Keefe, John (2026) What state(s), what nation(s), what mirror(s). In: Film and television in Britain: representations of the social, political and cultural landscape. Intellect, Bristol (UK), pp. 1-14. (Submitted)

Abstract

Abstract.
This chapter aims to contextualise and interrogate the idea of 'state of the nation' (SOTN) by de-constructing the three concepts encapsulated in the title. Here, to extend the singular towards pluralities and the further notion of SOTN as represented in film, television and theatres. The received idea of the singular - one state, one nation, one condition - is problematised by the emphasis placed on pluralities with their inherent paradoxes and contradictions. Thus, we see not the mirror that Hamlet invokes but the mirrors from examples and case studies that reflect not only some particular aspect but the oblique, the tangential, the variety of our condition.

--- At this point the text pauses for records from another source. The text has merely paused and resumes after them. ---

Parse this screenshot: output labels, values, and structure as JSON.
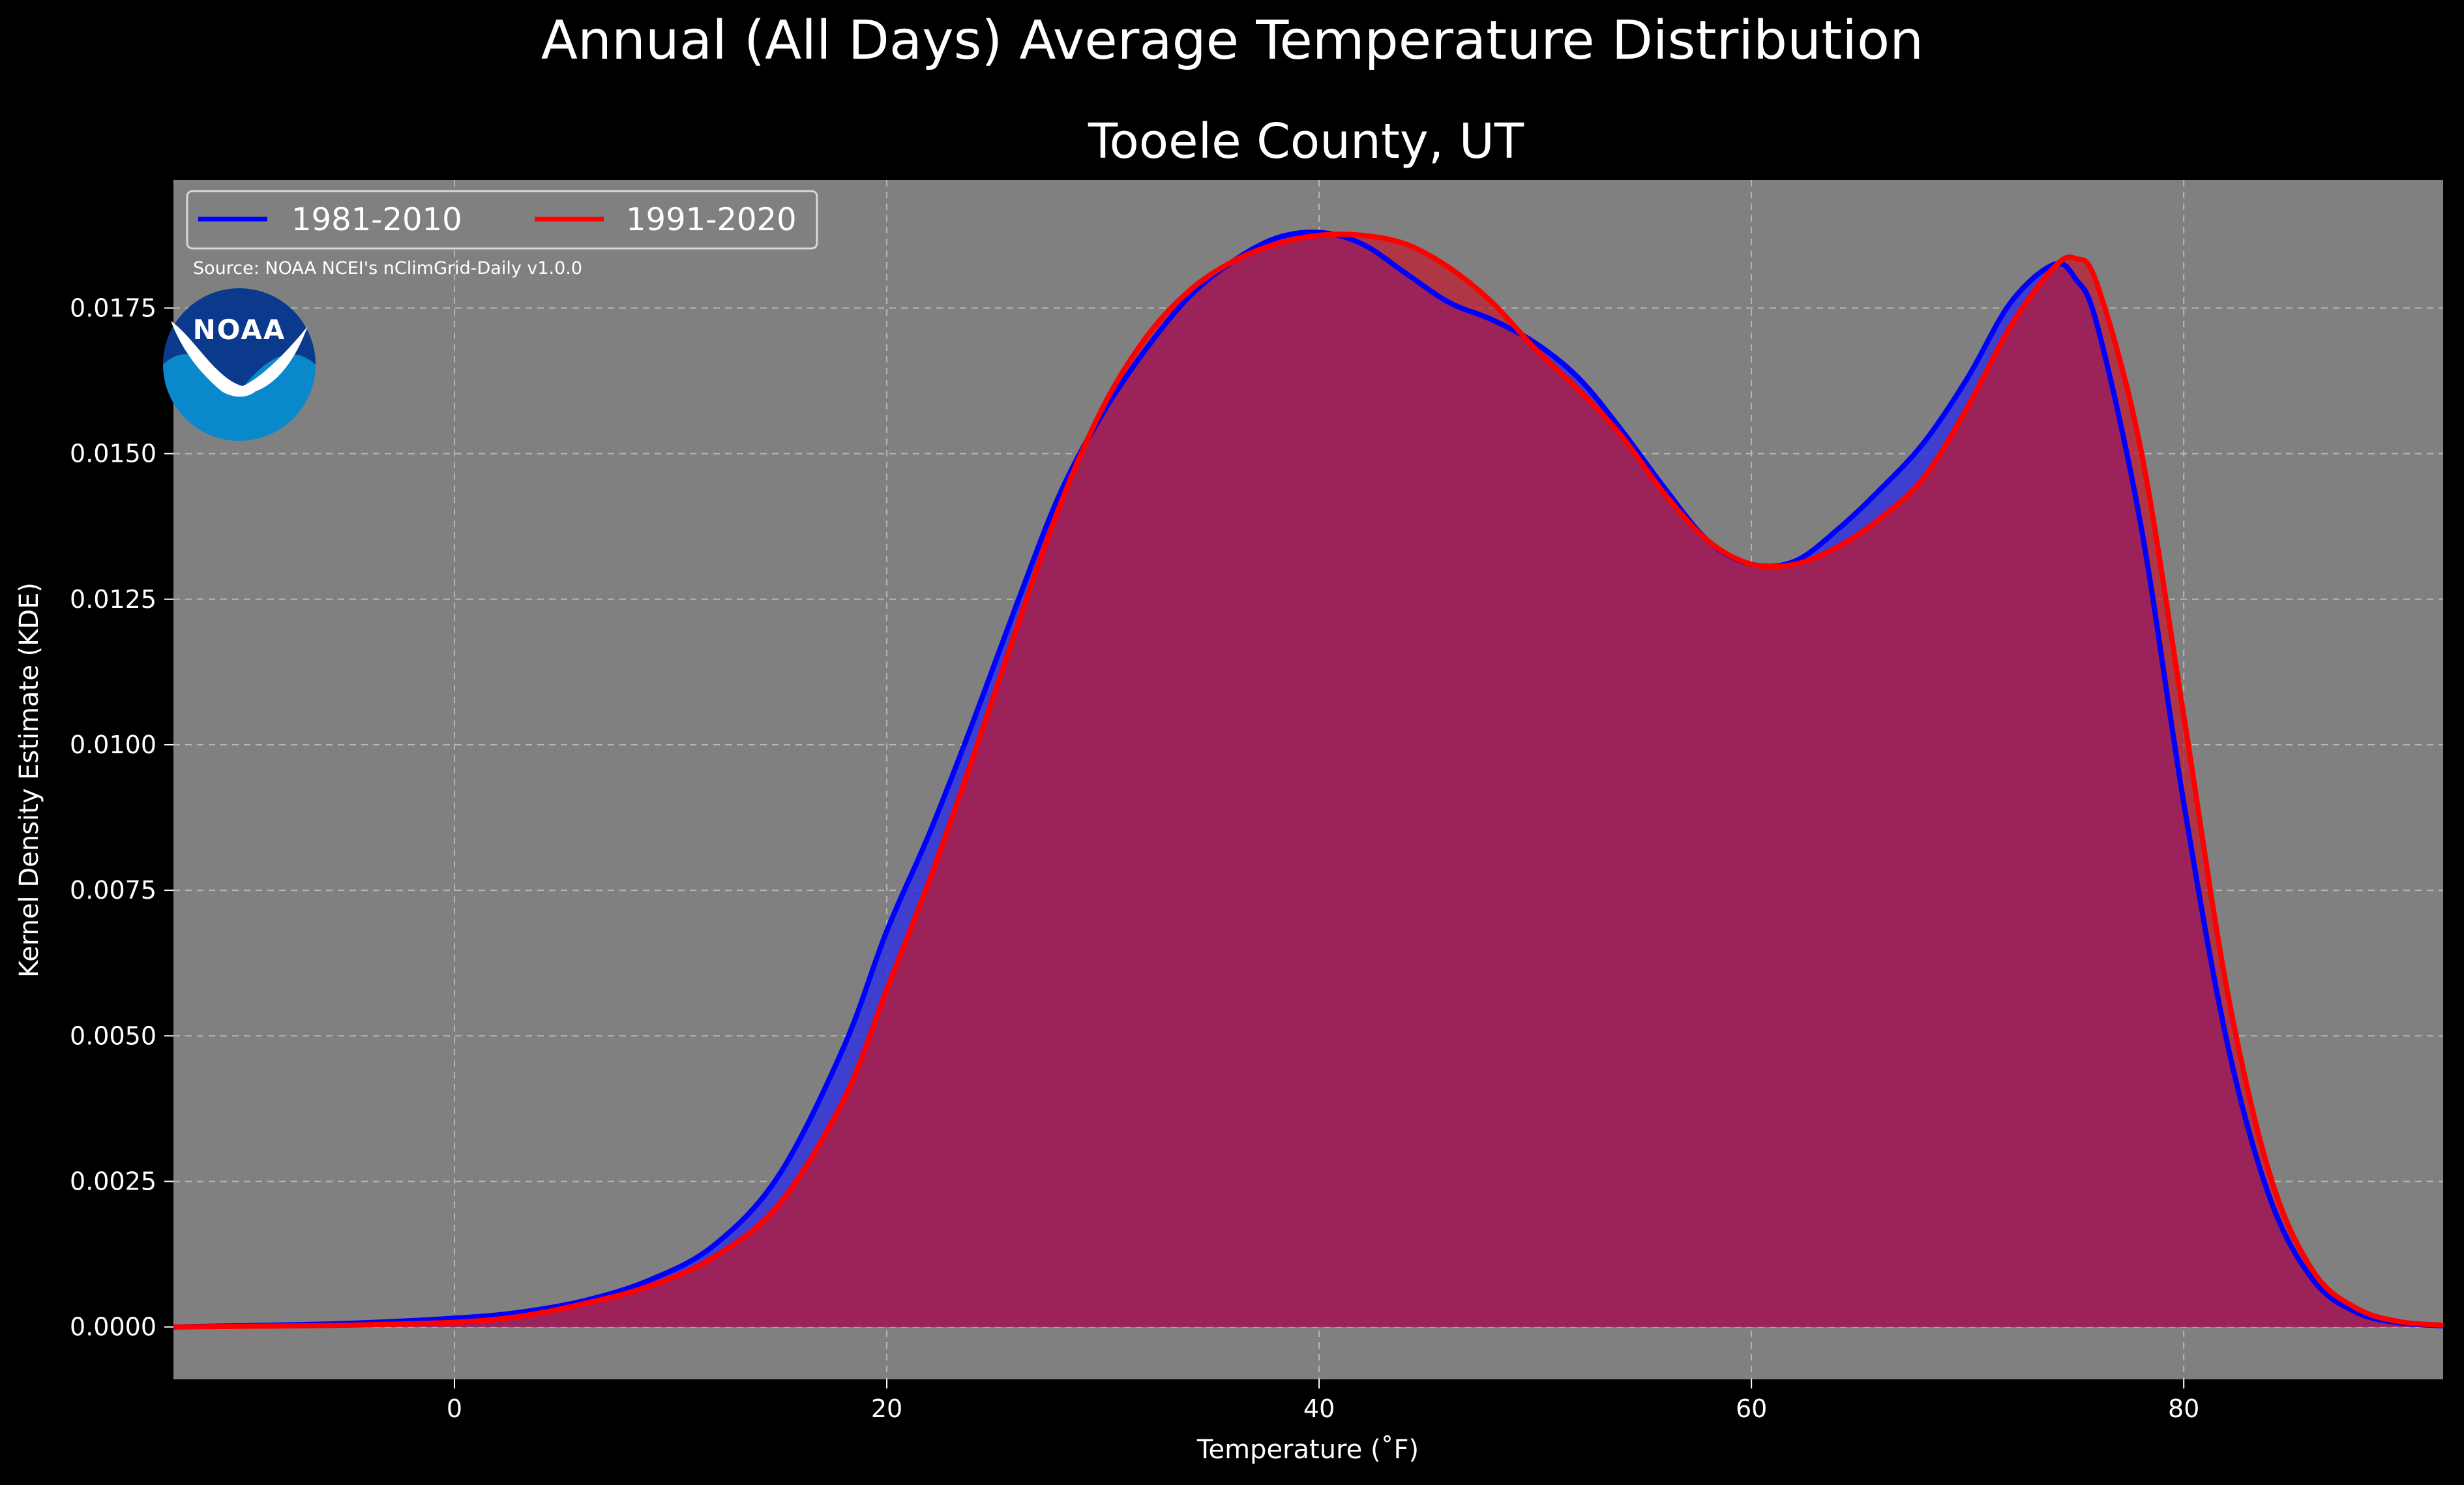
{
  "chart_data": {
    "type": "area",
    "title": "Annual (All Days) Average Temperature Distribution",
    "subtitle": "Tooele County, UT",
    "xlabel": "Temperature (˚F)",
    "ylabel": "Kernel Density Estimate (KDE)",
    "source": "Source: NOAA NCEI's nClimGrid-Daily v1.0.0",
    "logo_text": "NOAA",
    "xlim": [
      -13,
      92
    ],
    "ylim": [
      -0.0009,
      0.0197
    ],
    "x_ticks": [
      0,
      20,
      40,
      60,
      80
    ],
    "x_tick_labels": [
      "0",
      "20",
      "40",
      "60",
      "80"
    ],
    "y_ticks": [
      0,
      0.0025,
      0.005,
      0.0075,
      0.01,
      0.0125,
      0.015,
      0.0175
    ],
    "y_tick_labels": [
      "0.0000",
      "0.0025",
      "0.0050",
      "0.0075",
      "0.0100",
      "0.0125",
      "0.0150",
      "0.0175"
    ],
    "grid": true,
    "legend_position": "top-left",
    "colors": {
      "figure_bg": "#000000",
      "axes_bg": "#808080",
      "grid": "#c8c8c8",
      "text": "#ffffff"
    },
    "x": [
      -13,
      -10,
      -5,
      0,
      3,
      6,
      9,
      12,
      15,
      18,
      20,
      22,
      24,
      26,
      28,
      30,
      32,
      34,
      36,
      38,
      40,
      42,
      44,
      46,
      48,
      50,
      52,
      54,
      56,
      58,
      60,
      62,
      64,
      66,
      68,
      70,
      72,
      74,
      75,
      76,
      78,
      80,
      82,
      84,
      86,
      88,
      90,
      92
    ],
    "series": [
      {
        "name": "1981-2010",
        "color": "#0000ff",
        "fill": "#3333dd",
        "values": [
          0.0,
          2e-05,
          6e-05,
          0.00015,
          0.00025,
          0.00045,
          0.0008,
          0.0014,
          0.0026,
          0.0048,
          0.0068,
          0.0085,
          0.0104,
          0.0124,
          0.0143,
          0.0157,
          0.0168,
          0.0177,
          0.0183,
          0.0187,
          0.0188,
          0.0186,
          0.0181,
          0.0176,
          0.0173,
          0.0169,
          0.0163,
          0.0154,
          0.0144,
          0.0135,
          0.0131,
          0.01315,
          0.0137,
          0.0144,
          0.0152,
          0.0163,
          0.0176,
          0.01825,
          0.018,
          0.0172,
          0.0138,
          0.009,
          0.0049,
          0.0022,
          0.0008,
          0.00025,
          7e-05,
          2e-05
        ]
      },
      {
        "name": "1991-2020",
        "color": "#ff0000",
        "fill": "#c0192c",
        "values": [
          0.0,
          1e-05,
          3e-05,
          8e-05,
          0.00018,
          0.0004,
          0.0007,
          0.0012,
          0.0021,
          0.0039,
          0.0058,
          0.0077,
          0.0098,
          0.012,
          0.0141,
          0.0158,
          0.017,
          0.0178,
          0.0183,
          0.0186,
          0.01875,
          0.01875,
          0.0186,
          0.0182,
          0.0176,
          0.0168,
          0.0161,
          0.0153,
          0.0143,
          0.0135,
          0.0131,
          0.0131,
          0.0134,
          0.0139,
          0.0146,
          0.0158,
          0.0172,
          0.0182,
          0.01835,
          0.0179,
          0.0151,
          0.0105,
          0.0058,
          0.0026,
          0.00095,
          0.00032,
          9e-05,
          3e-05
        ]
      }
    ]
  }
}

The chapter will interrogate two predications: Anderson's 'imagined communities' and Williams' 'structures of feeling' that inform the received idea whilst acknowledging the necessary plural nature of 'values'. This discussion will embrace concepts such as 'the other', 'empathy', and the role the 'you-I' embodied mind plays in our response to the mirrors (re)presenting the state(s) of the nation, and of the state. Here, all mimesis in any form, and the multiplicity of non-mimetic mirrors - reportage and documentaries - reflects these states as lens, as intertextuality, as interplay.
The essay suggests we may position such mirrors in juxtaposition, drawing on Derrida's 'parergon' or 'placing beside' towards the same ends. To recognise the spectatorial response predicated on and marked by frisson, katharsis, vulnerability and vicarious empathy. To present the social conditions of the age through the principles of our social and cultural forms.